= Association for Professionals in Infection Control and Epidemiology =

The Association for Professionals in Infection Control and Epidemiology (APIC) is a private nonprofit professional organization based in Arlington, VA for healthcare practitioners dedicated to the principles of infection control. APIC has more than 15,000 members. APIC concentrates its efforts in the hospital, nursing home and home health settings.

==Overview==

APIC strives to limit the cause and spread of hospital-acquired (HAIs) infections by:

- Collection, and analysis of healthcare data to monitor hospital-acquired infection trends, to plan interventions with other established public health agencies.
- Prevention of nosocomial infections by identifying sources of infections and stopping their transmission.
- Creation of scientifically valid infection prevention and control techniques for all healthcare personnel.
- Establishing education programs for healthcare personnel and the public in the field of infectious diseases.

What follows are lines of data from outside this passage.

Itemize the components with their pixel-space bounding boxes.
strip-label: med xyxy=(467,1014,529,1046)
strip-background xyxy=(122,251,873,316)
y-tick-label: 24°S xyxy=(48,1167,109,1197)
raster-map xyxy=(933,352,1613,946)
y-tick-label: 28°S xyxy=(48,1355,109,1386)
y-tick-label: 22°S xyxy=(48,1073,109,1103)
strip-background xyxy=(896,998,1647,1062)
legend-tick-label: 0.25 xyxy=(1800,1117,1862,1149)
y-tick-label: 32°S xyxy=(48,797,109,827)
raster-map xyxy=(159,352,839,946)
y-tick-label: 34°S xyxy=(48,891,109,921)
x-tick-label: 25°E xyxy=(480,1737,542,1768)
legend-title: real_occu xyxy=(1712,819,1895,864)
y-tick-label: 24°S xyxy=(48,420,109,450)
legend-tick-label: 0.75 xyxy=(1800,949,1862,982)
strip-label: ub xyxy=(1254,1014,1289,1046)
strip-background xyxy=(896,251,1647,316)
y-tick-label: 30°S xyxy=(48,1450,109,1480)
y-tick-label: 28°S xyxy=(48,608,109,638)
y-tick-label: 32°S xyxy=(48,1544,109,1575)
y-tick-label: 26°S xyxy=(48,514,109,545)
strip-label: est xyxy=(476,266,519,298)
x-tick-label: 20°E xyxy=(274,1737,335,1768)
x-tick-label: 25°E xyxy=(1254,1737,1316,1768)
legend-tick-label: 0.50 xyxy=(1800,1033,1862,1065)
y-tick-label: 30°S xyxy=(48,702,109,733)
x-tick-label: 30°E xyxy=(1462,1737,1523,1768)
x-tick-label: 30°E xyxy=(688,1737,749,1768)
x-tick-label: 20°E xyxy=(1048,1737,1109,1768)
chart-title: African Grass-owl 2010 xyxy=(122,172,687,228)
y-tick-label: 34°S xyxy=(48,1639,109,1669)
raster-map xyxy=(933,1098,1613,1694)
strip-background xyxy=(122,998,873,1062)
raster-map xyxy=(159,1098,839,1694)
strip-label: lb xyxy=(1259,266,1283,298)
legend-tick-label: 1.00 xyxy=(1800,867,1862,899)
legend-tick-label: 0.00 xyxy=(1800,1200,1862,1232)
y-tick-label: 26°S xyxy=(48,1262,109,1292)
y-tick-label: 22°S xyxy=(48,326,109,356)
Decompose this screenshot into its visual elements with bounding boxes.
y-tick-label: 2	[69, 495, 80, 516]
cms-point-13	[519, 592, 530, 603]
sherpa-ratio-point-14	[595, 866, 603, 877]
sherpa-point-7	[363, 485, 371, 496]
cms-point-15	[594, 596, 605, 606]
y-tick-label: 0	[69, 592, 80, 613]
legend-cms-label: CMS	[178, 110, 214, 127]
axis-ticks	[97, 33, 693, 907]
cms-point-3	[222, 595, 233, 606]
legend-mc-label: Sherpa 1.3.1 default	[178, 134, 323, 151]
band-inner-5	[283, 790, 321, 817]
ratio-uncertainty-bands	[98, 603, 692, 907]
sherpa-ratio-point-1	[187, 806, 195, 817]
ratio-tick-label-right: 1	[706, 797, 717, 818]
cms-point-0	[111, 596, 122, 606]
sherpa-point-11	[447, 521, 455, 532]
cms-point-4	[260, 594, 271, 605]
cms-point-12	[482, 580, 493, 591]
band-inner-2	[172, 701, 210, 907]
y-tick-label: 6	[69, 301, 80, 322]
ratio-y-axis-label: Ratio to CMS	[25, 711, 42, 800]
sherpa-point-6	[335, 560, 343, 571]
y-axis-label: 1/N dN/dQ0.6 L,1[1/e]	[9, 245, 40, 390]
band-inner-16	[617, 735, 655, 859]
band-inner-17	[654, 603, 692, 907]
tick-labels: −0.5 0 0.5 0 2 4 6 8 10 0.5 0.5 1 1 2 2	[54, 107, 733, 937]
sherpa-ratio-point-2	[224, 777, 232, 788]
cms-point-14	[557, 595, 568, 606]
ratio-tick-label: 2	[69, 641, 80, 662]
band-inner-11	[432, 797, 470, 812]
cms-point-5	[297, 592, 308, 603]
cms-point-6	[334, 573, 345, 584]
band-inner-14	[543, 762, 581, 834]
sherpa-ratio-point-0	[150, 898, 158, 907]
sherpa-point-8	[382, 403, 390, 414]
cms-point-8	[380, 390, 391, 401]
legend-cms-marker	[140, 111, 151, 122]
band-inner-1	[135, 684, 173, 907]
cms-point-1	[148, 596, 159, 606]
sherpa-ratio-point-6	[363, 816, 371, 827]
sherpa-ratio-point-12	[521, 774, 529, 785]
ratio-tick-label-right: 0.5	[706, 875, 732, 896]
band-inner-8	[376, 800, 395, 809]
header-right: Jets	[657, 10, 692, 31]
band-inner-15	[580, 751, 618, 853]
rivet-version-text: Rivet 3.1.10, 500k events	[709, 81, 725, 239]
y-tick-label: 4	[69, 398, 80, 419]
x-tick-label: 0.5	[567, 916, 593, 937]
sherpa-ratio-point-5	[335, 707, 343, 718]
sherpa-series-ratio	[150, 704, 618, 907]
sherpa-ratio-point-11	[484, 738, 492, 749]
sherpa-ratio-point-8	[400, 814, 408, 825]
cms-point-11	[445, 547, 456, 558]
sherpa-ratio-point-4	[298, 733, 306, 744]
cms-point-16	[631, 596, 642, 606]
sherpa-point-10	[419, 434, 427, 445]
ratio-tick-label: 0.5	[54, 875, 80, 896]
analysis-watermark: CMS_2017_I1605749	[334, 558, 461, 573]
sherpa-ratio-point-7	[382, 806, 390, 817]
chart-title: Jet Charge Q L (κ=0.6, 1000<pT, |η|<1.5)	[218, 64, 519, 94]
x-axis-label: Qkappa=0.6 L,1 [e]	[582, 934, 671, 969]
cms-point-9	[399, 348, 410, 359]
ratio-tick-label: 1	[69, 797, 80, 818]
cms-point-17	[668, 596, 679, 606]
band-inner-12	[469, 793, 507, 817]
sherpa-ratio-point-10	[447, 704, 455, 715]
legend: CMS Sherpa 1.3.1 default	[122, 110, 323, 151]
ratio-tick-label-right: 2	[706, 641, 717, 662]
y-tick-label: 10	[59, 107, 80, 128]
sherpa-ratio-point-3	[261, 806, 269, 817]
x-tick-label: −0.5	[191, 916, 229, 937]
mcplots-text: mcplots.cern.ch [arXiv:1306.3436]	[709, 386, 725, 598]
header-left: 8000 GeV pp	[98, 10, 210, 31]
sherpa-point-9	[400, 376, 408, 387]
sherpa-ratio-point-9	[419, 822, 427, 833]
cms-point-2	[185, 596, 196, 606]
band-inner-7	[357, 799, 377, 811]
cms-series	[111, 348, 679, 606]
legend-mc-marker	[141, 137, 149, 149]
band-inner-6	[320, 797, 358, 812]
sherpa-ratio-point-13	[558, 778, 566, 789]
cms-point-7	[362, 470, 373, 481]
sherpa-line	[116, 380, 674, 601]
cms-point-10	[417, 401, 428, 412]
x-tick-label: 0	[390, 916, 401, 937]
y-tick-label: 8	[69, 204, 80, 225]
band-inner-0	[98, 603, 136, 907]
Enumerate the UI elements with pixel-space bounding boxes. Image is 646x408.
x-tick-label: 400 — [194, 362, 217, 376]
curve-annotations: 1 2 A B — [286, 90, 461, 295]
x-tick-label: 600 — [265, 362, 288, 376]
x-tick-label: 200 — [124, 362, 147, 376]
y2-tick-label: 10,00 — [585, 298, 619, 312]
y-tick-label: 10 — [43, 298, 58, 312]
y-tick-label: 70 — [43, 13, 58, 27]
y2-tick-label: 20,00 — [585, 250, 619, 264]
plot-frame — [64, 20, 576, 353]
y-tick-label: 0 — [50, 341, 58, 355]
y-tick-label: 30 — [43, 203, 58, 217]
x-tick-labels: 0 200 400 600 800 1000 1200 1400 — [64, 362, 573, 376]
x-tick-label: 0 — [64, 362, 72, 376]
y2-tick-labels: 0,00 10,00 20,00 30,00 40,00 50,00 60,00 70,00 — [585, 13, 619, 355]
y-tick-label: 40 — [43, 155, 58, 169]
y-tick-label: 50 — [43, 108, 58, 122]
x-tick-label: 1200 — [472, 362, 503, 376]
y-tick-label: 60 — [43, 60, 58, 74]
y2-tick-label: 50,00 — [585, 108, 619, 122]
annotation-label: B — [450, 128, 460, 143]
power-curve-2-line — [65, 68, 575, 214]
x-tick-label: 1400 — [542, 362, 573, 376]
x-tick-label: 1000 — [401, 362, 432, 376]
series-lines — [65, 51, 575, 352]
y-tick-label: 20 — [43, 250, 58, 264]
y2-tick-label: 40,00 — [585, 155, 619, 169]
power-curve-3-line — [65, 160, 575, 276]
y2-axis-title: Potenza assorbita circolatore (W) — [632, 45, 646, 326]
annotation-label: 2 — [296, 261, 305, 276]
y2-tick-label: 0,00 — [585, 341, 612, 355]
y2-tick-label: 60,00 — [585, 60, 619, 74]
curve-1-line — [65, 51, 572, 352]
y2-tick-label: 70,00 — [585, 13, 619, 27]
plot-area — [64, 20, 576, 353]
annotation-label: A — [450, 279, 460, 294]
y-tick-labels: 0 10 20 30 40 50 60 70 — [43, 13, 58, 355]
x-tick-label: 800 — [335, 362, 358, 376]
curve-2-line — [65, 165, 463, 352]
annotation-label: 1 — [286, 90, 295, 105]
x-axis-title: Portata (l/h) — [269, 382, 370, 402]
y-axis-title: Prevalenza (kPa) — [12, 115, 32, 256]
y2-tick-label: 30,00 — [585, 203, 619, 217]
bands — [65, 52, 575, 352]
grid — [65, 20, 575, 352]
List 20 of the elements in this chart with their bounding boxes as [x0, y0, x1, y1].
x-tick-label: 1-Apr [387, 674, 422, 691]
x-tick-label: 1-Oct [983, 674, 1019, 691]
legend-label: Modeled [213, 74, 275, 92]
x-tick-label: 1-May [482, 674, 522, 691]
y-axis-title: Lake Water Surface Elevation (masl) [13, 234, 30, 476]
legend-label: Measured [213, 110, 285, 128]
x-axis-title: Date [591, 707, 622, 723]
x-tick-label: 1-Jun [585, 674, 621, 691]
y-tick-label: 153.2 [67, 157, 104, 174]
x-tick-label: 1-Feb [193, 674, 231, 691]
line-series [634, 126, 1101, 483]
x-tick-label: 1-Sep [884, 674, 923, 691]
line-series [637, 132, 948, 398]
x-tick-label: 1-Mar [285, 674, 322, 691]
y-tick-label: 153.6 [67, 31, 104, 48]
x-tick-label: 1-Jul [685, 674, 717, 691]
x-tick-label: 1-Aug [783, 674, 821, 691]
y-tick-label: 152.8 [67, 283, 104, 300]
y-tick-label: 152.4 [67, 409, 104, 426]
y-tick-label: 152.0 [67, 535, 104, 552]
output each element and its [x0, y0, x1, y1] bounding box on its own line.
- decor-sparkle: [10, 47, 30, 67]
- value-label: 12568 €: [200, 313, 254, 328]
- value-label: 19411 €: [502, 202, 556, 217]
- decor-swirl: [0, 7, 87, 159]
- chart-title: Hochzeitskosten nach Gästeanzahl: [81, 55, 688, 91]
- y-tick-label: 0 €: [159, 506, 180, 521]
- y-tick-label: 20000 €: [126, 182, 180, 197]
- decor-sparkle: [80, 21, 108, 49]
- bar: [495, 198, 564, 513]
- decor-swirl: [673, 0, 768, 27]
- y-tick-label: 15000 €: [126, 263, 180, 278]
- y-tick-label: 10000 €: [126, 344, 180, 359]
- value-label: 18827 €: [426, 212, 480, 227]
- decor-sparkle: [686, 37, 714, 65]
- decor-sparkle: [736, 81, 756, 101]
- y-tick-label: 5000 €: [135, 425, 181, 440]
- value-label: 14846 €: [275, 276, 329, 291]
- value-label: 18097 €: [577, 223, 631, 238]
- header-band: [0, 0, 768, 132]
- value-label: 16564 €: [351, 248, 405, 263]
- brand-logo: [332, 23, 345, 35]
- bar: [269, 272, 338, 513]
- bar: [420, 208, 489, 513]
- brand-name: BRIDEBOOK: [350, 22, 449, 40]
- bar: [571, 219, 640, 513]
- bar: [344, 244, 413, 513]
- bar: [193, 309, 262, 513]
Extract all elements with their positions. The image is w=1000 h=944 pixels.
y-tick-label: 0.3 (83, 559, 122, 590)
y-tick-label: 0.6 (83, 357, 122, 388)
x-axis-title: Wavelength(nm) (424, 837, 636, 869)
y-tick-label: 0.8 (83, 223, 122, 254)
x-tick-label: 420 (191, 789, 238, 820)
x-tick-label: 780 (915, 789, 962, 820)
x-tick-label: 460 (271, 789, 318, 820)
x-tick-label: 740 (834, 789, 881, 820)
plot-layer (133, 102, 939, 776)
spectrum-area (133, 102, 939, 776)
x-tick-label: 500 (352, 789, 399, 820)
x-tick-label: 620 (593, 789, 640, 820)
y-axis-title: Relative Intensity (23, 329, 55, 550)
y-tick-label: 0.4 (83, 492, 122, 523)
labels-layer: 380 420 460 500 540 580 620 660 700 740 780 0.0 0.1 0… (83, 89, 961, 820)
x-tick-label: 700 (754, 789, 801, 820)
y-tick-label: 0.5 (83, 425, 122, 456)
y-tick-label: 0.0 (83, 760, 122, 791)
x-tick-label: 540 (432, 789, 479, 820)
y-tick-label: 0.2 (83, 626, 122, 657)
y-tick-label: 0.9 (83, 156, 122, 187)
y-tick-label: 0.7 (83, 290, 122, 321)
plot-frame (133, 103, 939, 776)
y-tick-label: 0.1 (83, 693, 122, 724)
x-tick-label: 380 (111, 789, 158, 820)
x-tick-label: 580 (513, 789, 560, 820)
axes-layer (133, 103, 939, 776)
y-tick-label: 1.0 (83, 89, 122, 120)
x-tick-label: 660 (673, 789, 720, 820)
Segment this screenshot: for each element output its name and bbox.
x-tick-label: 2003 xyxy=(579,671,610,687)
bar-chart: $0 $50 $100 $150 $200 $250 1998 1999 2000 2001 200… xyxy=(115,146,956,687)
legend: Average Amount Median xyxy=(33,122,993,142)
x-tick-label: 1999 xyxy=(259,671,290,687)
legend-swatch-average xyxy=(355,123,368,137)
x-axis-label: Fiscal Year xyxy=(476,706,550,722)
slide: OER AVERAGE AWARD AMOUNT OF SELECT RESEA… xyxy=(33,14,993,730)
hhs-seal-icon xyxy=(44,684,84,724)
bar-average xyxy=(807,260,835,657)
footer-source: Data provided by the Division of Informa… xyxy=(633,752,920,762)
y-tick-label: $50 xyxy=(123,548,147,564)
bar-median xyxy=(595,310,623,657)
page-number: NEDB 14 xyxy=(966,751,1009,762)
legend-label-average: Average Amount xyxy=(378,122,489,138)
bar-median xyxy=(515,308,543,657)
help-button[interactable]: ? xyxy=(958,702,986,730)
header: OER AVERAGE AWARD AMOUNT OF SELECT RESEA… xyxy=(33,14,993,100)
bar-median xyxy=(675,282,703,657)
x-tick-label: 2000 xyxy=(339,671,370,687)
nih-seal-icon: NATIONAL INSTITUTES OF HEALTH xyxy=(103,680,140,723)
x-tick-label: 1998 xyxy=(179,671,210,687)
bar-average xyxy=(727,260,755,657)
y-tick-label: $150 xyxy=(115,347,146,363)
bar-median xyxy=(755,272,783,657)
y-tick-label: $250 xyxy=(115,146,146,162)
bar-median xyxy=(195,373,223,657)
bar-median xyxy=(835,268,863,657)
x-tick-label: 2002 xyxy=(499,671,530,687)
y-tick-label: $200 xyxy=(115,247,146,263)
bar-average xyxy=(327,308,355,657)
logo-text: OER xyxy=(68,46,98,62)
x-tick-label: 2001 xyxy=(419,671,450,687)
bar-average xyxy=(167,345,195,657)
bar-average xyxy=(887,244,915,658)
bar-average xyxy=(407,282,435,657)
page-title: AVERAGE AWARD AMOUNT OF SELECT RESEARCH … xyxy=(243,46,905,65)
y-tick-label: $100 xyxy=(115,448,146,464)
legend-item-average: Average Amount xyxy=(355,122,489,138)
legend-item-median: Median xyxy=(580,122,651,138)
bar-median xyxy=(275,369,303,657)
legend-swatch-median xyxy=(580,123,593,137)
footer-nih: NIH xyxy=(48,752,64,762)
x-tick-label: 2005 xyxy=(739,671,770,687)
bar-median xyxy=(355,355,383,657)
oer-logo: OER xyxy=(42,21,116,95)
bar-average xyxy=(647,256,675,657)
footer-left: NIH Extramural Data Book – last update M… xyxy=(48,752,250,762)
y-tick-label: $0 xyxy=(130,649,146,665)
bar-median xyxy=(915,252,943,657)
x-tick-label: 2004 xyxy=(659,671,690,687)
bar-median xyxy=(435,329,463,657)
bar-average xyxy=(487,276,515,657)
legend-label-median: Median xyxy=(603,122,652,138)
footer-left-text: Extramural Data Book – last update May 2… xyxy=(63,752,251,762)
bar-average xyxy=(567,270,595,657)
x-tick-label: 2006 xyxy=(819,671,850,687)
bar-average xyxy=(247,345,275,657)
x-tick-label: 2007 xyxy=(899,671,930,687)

APIC has a central office governed by an elected board of directors comprising four officers and nine to 12 directors.
In addition, APIC has 124 regional chapters across the United States. Each chapter has their own elected officers and volunteers.
Moreover, APIC offers a selection of areas of infection control concentration called sections. APIC also offers awards every year to healthcare practitioners who have been recognized as leaders in infection control advancement.

APIC publishes magazines, journals (including American Journal of Infection Control), articles, and case studies.